Claude Code	Experimental	`SKILL.md`, `scripts/run.sh`, `pyproject.toml`, `README.md`. Bash entry point shells out to the bundled Python pipeline.
MCP (Model Context Protocol)	Experimental	`server.py` (FastMCP), `mcp.json`, `pyproject.toml`, `README.md`. One `@mcp.tool()` per pipeline entry; sync or async based on modality.

The compiled Mellea package is bundled inside each export so the result is self-contained.

Out-of-the-box export in this research preview is limited to the three targets above. There is no built-in export path for OpenClaw, NanoClaw, CrewAI, Letta, AutoGen, smolagents, OpenAI Agents SDK, or other harnesses — for those you write the wrapper yourself, and how much glue that is depends on how far the target's idioms are from a typed Python function call. See EXPORTING.md for the full breakdown of the export pipeline (5-stage validate → load → translate → emit → lint), per-target modality support, and what hand-wrapping a non-supported harness looks like.

Why is export experimental?¶

The exporter runs end-to-end and is covered by tests, but output file layouts, adapter conventions, and warning text may shift between releases without a deprecation period. The compiled package is also shaped around Mellea's runtime (typed m.instruct(format=...), hook system, repair loops); other harnesses have different idioms and the mappings preserve typed I/O but lose Mellea-specific behaviours like Guardian hooks. The targets and contract evolve as we learn which features users need preserved.

What about other harnesses (OpenClaw, NanoClaw, CrewAI, Letta, AutoGen, smolagents, OpenAI Agents SDK)?¶

Not currently export targets.

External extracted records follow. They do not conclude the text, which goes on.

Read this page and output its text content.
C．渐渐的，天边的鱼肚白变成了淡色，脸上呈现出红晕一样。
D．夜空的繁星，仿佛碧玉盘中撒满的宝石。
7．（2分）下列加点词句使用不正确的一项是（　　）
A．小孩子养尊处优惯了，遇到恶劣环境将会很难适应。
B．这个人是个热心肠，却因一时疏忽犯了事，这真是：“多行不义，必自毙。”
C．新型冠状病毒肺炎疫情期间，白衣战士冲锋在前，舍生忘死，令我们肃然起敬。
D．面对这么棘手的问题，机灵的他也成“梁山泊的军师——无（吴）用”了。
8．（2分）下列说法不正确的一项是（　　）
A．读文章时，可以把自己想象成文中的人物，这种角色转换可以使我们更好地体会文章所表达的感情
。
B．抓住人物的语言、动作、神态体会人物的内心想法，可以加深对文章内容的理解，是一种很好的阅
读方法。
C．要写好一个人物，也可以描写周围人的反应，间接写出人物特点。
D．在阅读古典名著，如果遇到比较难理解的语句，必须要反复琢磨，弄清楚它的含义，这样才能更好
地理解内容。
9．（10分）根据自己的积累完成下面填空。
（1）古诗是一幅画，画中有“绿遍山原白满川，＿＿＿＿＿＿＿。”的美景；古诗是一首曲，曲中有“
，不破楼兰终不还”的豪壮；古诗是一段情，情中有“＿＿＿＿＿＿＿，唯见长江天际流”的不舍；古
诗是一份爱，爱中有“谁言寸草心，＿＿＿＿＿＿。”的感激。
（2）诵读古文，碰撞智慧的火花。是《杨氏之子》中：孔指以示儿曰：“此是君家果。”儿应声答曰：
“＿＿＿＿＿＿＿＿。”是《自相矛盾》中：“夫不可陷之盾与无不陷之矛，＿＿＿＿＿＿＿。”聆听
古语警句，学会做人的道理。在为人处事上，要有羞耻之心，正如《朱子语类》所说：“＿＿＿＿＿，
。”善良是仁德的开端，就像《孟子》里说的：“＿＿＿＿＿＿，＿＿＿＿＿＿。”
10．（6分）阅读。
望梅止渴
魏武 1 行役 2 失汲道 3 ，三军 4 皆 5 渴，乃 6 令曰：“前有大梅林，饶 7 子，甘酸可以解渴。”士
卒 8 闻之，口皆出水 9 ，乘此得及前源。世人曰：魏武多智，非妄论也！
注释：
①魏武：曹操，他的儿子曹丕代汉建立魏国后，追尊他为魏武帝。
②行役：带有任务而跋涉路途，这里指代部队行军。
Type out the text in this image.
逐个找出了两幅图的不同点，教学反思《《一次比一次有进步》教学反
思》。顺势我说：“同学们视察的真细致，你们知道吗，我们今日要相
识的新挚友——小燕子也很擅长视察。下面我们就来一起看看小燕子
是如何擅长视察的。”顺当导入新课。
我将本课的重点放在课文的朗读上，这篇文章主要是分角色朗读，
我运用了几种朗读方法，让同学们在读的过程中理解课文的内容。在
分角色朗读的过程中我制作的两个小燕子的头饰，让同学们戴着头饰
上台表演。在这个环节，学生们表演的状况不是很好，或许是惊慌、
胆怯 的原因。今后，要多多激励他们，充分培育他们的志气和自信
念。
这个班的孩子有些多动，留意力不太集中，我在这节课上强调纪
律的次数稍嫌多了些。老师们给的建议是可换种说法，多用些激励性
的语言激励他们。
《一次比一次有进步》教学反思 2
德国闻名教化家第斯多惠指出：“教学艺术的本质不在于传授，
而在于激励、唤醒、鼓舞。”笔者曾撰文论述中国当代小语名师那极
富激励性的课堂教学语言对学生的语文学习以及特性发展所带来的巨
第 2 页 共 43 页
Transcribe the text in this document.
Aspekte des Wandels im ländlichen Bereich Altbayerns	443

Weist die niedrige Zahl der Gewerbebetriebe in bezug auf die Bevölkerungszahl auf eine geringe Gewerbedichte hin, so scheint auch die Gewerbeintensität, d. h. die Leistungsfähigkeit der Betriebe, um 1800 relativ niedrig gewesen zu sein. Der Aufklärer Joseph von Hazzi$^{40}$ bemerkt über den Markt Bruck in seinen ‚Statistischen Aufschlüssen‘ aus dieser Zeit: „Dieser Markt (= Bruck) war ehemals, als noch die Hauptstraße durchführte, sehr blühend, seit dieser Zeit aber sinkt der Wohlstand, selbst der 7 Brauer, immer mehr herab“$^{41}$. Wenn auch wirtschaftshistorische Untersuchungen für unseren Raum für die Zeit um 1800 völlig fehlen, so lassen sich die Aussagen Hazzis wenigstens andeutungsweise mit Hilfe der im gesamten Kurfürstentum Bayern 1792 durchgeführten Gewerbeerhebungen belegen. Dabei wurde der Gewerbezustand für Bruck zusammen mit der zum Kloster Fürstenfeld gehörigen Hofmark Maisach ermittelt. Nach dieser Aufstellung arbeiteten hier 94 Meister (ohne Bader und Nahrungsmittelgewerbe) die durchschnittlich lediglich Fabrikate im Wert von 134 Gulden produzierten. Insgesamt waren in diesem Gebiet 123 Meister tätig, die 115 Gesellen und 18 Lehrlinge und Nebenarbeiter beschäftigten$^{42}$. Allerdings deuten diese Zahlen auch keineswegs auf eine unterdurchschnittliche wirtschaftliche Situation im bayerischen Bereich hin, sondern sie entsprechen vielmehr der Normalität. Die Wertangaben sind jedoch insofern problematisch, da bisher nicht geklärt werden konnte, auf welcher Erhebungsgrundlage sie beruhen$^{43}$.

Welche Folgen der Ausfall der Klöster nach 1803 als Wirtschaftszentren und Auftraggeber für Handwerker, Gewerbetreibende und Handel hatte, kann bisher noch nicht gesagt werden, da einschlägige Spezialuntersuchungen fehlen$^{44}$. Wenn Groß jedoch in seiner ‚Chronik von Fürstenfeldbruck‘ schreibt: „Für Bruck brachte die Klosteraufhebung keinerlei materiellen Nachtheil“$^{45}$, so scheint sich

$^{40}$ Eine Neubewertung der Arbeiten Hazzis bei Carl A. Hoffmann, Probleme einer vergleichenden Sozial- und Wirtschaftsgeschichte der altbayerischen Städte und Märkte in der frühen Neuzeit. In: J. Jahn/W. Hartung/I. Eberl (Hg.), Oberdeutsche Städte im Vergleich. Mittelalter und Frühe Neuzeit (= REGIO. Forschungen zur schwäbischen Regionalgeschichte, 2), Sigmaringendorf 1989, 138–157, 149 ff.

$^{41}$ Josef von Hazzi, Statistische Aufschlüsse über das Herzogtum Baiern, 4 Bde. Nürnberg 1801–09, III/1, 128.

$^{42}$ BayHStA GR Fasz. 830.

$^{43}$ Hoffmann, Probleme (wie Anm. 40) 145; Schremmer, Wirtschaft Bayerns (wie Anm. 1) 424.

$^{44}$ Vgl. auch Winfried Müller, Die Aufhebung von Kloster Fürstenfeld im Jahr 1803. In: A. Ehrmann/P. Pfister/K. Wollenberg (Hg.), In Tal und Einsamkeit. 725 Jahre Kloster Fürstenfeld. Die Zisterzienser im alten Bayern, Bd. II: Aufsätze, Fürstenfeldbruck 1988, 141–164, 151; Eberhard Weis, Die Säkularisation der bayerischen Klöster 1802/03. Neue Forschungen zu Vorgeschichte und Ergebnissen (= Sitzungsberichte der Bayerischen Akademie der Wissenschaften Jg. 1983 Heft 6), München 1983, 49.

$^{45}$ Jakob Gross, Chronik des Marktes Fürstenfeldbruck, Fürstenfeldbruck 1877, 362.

The compiler can detect some of these as input dialects (see mellea-fy-inventory.md) — that lets you compile a skill from one of those formats, not export to it. If you need to run a compiled skill under one of these harnesses today, you write the wrapper yourself. Adding more native export targets is roadmap, not a current feature.

Limitations and scope¶

Why does compilation require Claude Code?¶

Both mellea-skills compile and /mellea-fy invoke Claude Code under the hood to perform the LLM-driven decomposition. Claude Code must be installed and authenticated on your system. The compilation step is intentionally separated from the certification pipeline so that alternative compilers could be substituted in future.

Is the compliance classification verified?¶

Not yet. The current implementation uses a static YAML mapping of governance action IDs to pipeline controls. Ground-truth validation is a planned future work item. The classification should be treated as indicative, not authoritative.

Can I use this with models other than Granite?¶

The compiled Mellea pipelines can target any model supported by Mellea's backend configuration; today the project default is ollama + granite3.3:8b (set in src/mellea_skills_compiler/compile/claude/data/runtime_defaults.json, overridable per compile via --skill-backend / --skill-model). The certification pipeline's Guardian checks currently use Granite Guardian 3.3 8B via Ollama. The /mellea-fy compilation step itself uses Claude (typically Sonnet) and is not configurable to use other LLMs at this time.

What about evaluation and benchmarks?¶

Systematic evaluation across model sizes and task types is in progress. We will publish results when they're ready; in the meantime, treat the project as an architectural demonstration rather than a benchmarked-and-validated production tool.